После присяги друзья поздравляли меня, а депутаты-ортодоксы игнорировали. На следующий день перед моим первым выступлением я увидел, как они сбегаются на заседание.
– Они собираются демонстративно выйти, как только ты поднимешься на трибуну, – шепнул мне Пораз.
Я вспомнил, что накануне, когда мы пели гимн, камеры показали их лица и все увидели, что они не поют. Когда я поднялся на трибуну, они встали и все как один направились к выходу. «Я так понимаю, – сказал я с иронией, – что ультраортодоксальные коллеги убегают, поскольку боятся, что я начну петь “Ха-Тикву”».

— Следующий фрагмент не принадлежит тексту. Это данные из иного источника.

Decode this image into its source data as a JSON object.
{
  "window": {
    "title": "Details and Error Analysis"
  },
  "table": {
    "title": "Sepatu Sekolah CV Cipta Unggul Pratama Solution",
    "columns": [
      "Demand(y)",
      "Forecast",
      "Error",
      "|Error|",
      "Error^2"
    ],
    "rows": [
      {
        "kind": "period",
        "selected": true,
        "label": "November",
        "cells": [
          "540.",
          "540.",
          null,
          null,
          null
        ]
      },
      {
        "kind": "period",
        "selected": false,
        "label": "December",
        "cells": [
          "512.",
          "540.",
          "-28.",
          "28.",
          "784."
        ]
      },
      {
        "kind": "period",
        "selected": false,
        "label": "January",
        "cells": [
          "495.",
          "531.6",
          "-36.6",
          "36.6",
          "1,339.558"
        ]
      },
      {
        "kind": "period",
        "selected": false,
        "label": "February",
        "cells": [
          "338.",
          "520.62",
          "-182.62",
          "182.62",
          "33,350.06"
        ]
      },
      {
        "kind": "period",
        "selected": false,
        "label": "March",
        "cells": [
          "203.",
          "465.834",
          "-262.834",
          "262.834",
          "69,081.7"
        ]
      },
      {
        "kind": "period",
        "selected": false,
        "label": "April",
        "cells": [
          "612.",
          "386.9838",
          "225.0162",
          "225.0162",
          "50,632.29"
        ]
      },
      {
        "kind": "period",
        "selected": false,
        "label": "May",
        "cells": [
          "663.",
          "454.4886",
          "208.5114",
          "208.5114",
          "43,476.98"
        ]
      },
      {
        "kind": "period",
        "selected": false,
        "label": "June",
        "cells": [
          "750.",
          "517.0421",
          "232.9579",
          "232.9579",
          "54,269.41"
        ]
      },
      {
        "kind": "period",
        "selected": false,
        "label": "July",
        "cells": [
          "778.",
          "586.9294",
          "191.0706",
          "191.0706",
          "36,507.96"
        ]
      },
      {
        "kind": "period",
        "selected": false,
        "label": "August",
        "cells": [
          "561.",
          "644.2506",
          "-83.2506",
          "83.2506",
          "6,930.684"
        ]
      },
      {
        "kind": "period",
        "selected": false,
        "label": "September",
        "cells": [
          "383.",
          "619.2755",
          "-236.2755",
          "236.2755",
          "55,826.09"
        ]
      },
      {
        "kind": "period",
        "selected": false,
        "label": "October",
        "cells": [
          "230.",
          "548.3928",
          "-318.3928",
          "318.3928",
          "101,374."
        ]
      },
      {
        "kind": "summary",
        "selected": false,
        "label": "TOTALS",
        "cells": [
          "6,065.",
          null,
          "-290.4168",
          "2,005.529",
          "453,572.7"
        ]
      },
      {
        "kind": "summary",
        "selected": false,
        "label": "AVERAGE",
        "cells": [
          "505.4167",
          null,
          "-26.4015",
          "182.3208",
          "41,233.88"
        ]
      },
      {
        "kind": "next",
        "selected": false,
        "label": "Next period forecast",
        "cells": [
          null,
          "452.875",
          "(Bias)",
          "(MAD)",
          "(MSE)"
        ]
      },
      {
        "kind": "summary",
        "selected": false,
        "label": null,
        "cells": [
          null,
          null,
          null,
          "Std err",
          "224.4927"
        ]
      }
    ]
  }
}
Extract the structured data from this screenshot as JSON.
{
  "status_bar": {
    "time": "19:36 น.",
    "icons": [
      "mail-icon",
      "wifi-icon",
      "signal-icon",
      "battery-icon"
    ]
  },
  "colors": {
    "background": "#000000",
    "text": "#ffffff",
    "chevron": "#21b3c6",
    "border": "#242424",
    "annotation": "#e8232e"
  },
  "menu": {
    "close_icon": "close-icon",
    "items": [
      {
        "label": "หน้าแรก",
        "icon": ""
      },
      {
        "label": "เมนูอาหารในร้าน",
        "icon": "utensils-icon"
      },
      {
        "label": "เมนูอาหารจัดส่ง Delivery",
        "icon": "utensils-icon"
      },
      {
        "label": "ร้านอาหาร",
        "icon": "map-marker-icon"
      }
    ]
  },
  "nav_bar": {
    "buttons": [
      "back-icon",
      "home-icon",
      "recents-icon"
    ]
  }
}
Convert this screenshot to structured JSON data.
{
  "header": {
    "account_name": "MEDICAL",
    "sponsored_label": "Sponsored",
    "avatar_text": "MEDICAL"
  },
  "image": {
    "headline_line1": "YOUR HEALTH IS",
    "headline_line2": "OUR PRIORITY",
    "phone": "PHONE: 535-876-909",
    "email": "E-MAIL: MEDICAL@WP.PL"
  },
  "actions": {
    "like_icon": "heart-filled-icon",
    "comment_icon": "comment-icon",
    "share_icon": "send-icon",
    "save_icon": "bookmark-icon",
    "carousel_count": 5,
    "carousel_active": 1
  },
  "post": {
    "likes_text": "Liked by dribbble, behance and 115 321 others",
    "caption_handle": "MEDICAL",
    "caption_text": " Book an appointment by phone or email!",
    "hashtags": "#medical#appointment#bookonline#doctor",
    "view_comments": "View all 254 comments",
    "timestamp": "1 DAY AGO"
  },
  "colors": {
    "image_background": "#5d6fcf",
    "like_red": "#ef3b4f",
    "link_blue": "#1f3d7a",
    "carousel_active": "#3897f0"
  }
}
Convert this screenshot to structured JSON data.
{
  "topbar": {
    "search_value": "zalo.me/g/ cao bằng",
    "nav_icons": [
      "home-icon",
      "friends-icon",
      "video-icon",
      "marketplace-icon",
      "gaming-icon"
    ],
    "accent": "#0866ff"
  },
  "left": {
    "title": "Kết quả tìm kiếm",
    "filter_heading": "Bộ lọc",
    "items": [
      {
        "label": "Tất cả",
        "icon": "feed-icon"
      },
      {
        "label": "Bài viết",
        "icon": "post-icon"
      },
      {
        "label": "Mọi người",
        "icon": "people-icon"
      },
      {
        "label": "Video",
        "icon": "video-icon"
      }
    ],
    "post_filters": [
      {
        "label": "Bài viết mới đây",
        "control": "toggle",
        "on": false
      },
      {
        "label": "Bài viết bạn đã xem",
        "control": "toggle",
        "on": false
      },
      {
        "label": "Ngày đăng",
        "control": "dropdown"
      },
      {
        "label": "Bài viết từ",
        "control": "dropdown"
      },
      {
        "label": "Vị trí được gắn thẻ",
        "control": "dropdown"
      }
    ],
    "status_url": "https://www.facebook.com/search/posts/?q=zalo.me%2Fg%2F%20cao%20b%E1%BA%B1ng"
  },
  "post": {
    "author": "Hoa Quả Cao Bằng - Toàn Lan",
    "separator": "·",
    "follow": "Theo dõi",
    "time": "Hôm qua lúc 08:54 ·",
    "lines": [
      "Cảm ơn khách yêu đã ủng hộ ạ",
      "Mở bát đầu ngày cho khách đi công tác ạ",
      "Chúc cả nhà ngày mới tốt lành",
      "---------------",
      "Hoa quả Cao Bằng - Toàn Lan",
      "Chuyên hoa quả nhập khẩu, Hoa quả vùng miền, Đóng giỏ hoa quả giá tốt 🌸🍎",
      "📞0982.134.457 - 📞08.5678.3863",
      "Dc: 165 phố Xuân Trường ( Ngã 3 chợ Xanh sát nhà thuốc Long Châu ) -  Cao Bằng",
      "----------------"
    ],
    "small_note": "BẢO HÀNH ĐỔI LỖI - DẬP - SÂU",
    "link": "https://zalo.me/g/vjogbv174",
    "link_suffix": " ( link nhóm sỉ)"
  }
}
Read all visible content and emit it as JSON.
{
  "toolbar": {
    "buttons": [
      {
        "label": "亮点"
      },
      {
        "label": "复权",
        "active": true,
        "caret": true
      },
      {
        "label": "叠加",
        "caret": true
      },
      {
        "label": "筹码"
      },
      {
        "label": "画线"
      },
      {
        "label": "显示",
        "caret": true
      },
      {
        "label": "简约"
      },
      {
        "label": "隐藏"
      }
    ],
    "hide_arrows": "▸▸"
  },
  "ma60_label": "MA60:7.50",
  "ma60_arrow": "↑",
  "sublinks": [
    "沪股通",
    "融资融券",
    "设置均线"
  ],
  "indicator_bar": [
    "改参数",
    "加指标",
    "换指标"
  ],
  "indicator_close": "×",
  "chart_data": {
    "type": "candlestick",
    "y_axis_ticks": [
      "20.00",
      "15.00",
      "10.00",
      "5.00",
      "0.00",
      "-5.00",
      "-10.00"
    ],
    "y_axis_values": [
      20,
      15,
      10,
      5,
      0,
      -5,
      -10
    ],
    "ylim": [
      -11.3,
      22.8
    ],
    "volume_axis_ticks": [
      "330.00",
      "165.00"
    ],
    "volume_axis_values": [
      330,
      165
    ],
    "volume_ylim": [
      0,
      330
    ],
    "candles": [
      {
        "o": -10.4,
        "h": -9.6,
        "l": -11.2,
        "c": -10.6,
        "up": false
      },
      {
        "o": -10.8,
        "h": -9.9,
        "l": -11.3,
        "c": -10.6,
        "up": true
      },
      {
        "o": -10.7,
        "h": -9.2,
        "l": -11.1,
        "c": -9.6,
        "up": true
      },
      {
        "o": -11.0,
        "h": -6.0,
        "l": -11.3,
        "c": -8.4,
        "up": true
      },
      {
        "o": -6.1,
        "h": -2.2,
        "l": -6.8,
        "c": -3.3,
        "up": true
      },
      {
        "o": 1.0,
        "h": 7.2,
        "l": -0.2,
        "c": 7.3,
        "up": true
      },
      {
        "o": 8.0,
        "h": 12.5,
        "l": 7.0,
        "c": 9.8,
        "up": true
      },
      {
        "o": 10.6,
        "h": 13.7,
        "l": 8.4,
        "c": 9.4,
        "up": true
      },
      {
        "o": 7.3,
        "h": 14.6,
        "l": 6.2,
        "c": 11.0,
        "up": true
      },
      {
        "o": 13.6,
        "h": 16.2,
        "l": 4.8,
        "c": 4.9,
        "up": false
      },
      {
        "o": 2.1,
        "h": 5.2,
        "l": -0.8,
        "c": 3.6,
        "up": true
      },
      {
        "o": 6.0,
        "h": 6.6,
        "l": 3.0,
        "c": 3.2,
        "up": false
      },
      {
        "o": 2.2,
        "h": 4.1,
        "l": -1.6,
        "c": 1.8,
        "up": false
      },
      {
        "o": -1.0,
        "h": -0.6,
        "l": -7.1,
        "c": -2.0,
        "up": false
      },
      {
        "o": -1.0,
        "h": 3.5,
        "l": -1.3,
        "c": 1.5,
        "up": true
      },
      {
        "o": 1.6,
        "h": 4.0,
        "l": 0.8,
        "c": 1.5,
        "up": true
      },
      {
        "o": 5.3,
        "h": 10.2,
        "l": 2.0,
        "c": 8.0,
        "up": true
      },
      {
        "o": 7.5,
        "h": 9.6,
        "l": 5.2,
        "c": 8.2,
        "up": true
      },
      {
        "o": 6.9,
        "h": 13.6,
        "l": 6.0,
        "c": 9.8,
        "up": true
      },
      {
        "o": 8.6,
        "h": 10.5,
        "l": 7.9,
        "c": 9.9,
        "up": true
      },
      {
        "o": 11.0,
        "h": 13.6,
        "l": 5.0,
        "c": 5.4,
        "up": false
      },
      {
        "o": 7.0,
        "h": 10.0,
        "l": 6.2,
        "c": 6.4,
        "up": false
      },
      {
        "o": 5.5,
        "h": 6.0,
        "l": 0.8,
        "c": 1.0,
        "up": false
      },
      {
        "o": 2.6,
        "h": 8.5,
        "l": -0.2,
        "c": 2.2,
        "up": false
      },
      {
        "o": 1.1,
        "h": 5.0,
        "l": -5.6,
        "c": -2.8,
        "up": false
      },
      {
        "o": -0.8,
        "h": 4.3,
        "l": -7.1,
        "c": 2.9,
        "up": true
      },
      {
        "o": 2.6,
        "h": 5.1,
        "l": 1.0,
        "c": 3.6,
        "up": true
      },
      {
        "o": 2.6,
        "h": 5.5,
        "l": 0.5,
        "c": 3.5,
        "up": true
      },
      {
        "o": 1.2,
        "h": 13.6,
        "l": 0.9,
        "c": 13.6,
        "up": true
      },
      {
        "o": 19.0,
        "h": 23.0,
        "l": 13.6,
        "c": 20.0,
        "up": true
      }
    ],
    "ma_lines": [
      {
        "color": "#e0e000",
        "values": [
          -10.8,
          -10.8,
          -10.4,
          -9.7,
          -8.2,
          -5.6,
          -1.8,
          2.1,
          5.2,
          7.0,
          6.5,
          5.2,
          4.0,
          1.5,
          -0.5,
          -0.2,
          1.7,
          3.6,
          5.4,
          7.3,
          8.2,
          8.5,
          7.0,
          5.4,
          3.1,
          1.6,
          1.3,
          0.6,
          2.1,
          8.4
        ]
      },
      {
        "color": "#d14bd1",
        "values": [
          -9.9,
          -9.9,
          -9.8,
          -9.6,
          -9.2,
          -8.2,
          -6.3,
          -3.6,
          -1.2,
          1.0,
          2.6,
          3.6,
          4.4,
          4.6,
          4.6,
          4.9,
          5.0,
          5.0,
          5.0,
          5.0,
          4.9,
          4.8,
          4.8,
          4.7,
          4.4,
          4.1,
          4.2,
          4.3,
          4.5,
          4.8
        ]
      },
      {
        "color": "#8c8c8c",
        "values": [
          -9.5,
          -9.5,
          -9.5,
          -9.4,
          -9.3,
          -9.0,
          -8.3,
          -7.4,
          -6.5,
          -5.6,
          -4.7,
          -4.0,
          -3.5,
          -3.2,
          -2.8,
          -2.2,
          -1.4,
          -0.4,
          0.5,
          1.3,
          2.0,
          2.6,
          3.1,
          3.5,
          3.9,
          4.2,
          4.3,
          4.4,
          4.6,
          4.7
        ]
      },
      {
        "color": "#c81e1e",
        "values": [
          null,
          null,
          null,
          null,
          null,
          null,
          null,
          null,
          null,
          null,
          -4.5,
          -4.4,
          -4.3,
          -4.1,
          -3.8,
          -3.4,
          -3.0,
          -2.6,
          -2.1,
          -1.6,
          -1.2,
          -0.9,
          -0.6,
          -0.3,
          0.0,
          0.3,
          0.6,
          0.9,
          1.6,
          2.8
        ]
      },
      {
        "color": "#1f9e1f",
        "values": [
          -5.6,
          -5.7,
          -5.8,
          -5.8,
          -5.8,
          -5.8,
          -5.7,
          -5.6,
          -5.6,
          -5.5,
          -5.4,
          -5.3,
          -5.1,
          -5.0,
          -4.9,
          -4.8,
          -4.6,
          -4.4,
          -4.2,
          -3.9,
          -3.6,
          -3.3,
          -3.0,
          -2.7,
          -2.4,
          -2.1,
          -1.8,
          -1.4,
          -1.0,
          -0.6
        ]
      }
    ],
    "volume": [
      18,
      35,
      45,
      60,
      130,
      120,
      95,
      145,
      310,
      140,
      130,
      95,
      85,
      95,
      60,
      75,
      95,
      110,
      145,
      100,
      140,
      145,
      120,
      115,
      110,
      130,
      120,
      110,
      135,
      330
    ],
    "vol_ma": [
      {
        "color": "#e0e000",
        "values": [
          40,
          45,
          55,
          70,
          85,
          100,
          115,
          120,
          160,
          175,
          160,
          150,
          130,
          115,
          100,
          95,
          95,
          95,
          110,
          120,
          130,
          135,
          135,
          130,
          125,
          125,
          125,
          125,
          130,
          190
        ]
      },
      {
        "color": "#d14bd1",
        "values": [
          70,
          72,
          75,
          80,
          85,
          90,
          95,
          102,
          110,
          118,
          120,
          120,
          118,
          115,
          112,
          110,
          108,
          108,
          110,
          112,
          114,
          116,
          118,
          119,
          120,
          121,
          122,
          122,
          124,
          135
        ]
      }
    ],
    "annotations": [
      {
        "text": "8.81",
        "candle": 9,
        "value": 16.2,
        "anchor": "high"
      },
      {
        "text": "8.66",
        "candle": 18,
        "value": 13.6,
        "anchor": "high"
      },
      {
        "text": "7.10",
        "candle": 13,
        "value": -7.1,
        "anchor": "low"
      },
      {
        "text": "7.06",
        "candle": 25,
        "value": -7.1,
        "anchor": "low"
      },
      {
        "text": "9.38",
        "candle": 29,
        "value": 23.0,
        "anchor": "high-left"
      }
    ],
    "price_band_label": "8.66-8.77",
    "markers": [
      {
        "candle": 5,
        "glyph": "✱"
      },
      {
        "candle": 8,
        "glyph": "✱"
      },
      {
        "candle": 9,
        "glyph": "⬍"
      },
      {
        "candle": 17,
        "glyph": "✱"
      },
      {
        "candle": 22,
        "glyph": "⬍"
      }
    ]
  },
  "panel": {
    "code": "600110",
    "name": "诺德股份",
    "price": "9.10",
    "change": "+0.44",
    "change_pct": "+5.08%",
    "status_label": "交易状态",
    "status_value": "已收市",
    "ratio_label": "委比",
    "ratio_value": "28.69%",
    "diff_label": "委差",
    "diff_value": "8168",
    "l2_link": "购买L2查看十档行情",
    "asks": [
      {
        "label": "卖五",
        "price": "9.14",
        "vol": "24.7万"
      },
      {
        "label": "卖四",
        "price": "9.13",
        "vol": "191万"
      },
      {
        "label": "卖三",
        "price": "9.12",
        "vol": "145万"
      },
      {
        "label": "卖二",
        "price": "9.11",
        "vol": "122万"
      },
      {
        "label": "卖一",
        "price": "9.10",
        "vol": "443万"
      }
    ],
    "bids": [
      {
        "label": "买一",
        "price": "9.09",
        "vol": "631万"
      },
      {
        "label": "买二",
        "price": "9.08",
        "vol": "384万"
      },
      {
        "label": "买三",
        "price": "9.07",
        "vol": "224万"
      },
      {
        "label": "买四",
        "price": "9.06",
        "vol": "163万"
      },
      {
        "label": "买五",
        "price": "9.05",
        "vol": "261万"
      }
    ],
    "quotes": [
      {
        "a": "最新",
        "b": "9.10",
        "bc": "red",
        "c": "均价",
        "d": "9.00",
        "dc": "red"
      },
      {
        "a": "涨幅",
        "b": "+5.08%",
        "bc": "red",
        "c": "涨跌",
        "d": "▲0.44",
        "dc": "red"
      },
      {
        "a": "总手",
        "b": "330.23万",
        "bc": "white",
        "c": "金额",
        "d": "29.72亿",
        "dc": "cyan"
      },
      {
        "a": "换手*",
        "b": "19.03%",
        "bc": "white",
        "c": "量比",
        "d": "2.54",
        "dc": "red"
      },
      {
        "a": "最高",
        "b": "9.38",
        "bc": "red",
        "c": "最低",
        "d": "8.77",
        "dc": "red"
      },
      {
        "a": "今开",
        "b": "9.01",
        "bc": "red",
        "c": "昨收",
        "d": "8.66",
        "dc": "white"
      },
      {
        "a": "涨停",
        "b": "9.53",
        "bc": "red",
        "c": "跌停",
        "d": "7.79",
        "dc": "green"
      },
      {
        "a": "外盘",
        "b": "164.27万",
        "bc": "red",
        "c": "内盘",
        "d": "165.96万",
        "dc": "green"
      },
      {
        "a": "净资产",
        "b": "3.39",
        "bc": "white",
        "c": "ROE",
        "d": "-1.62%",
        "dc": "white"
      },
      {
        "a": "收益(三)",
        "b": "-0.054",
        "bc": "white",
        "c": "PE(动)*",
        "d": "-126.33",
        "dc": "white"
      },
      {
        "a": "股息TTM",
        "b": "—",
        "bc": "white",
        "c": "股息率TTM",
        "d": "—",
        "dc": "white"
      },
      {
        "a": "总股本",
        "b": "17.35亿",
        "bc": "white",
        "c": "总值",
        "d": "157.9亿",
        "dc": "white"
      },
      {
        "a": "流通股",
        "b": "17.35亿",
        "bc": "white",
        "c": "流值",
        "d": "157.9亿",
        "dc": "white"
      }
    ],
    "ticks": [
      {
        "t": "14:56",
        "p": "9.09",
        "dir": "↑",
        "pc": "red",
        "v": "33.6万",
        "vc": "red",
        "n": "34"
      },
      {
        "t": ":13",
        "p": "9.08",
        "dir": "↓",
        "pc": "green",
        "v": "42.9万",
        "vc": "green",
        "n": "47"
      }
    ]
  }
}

Оставшиеся депутаты расхохотались.
Бойкот мне не особенно мешал. Несмотря на все мои разногласия с ультраортодоксами, я по-прежнему считаю, что они в тысячу раз лучше своих представителей в парламенте. Среди них встречаются умные, интеллигентные люди, вроде бывшего лидера ШАС Арье Дери, но большинство – крикливые проходимцы без Бога в душе и сердце. Кроме того, я решил, что жизнь возьмет свое, и они привыкнут ко мне.
– Проблема с тобой, Томи, – сказал мне один из них со злостью, смешанной с удивлением, – в том, что ты постоянно выступаешь против евреев, хотя ты сам – самый что ни на есть еврейский еврей.
Я ответил ему, что это так, но тут нет никакого противоречия. И на том же заседании вместе с одним из ультраортодоксальных коллег вынес на обсуждение законопроект, запрещающий попытки обращать в другую религию несовершеннолетних.
Изменения в моей жизни, как вскоре выяснилось, оказались не столь уж радикальными. Я занимался теми же политическими проблемами, что и в бытность свою публицистом, встречался с теми же журналистами и политиками, выступал на радио и телевидении. Меня приглашали на те же приемы, я лицезрел те же физиономии на тех же коктейлях. Не особенно изменились и коридоры Кнессета, знакомые мне еще с шестидесятых, когда я был парламентским корреспондентом. И сухой шницель в парламентском буфете был тем же, который я вернул официантке тридцать лет назад.
Однако у меня появилось достаточно времени, чтобы заниматься проблемой шницеля, с тех пор как новый премьер-министр Эхуд Барак нарушил обещание, данное избирателям, и предпочел коалицию с ультраортодоксами.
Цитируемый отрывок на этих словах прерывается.